Scientific classification
- Kingdom: Plantae
- Clade: Tracheophytes
- Clade: Angiosperms
- Clade: Eudicots
- Clade: Asterids
- Order: Asterales
- Family: Asteraceae
- Genus: Grindelia
- Species: G. lanceolata
- Binomial name: Grindelia lanceolata Nutt. 1834
- Synonyms: Grindelia littoralis Steyerm.; Grindelia texana Scheele; Grindelia greenei Steyerm. ;

= Grindelia lanceolata =

- Genus: Grindelia
- Species: lanceolata
- Authority: Nutt. 1834
- Synonyms: Grindelia littoralis Steyerm., Grindelia texana Scheele, Grindelia greenei Steyerm.

Species of flowering plant

Grindelia lanceolata is a species of flowering plant in the family Asteraceae known by the common name narrow-leaf gumweed.

==Distribution==
Grindelia lanceolata is native to the south-central United States, primarily in the Ozarks, the Interior Low Plateaus, the southern Great Plains (Texas, Oklahoma, New Mexico, Colorado), and Northeastern Mexico.
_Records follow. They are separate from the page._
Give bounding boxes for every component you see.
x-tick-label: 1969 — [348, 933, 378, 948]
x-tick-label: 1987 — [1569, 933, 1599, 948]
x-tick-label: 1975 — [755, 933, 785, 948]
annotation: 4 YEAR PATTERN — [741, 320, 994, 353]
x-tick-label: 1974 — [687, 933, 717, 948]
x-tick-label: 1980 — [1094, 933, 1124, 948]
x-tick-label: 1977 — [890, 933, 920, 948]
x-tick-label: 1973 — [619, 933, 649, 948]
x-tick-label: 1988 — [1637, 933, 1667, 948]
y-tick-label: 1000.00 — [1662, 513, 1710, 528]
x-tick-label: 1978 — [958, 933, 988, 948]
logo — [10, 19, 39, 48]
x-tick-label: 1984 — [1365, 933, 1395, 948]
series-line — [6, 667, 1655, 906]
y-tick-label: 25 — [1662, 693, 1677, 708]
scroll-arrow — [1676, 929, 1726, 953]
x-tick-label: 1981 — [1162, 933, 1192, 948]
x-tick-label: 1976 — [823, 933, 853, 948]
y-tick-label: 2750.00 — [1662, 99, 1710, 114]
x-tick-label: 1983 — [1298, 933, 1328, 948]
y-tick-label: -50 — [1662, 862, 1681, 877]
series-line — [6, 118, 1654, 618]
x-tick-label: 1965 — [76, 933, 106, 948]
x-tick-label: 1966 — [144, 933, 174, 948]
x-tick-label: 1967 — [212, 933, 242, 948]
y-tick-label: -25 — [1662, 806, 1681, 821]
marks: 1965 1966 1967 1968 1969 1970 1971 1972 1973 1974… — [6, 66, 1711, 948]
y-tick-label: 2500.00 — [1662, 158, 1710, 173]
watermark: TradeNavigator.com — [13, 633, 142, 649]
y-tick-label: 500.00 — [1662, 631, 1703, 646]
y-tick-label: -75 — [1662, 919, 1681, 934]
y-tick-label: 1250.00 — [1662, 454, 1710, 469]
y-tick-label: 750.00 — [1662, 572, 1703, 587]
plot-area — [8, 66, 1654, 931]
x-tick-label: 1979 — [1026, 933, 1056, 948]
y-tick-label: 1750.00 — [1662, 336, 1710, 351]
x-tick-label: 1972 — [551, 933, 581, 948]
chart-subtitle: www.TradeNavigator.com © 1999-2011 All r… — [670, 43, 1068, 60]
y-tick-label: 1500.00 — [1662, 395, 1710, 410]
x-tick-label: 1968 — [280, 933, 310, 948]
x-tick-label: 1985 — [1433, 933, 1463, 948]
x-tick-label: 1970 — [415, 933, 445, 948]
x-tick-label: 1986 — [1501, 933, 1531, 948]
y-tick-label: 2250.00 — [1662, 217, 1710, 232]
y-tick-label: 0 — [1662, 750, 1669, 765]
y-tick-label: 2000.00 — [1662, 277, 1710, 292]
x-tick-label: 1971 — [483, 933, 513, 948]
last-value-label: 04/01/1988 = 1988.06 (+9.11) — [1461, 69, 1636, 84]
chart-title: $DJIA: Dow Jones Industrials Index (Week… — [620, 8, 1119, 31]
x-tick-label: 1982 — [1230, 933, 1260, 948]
There are also isolated populations (some of them apparently naturalized) in New Mexico, Colorado, Wisconsin, Ohio, Virginia, South Carolina, and Connecticut.

The species' preferred habitat is limestone glades and rocky prairies.

==Description==
Grindelia lanceolata is a short-lived monocarpic perennial up to 150 cm (5 feet) tall. Leaves are up to 11 cm (4.4 inches) long, generally with no hairs or only a few hairs. The plant produces yellow flower heads in the summer, usually in flat-topped arrays but sometimes only one per flower stalk. Each head contains 12-36 ray flowers surrounding numerous disc flowers.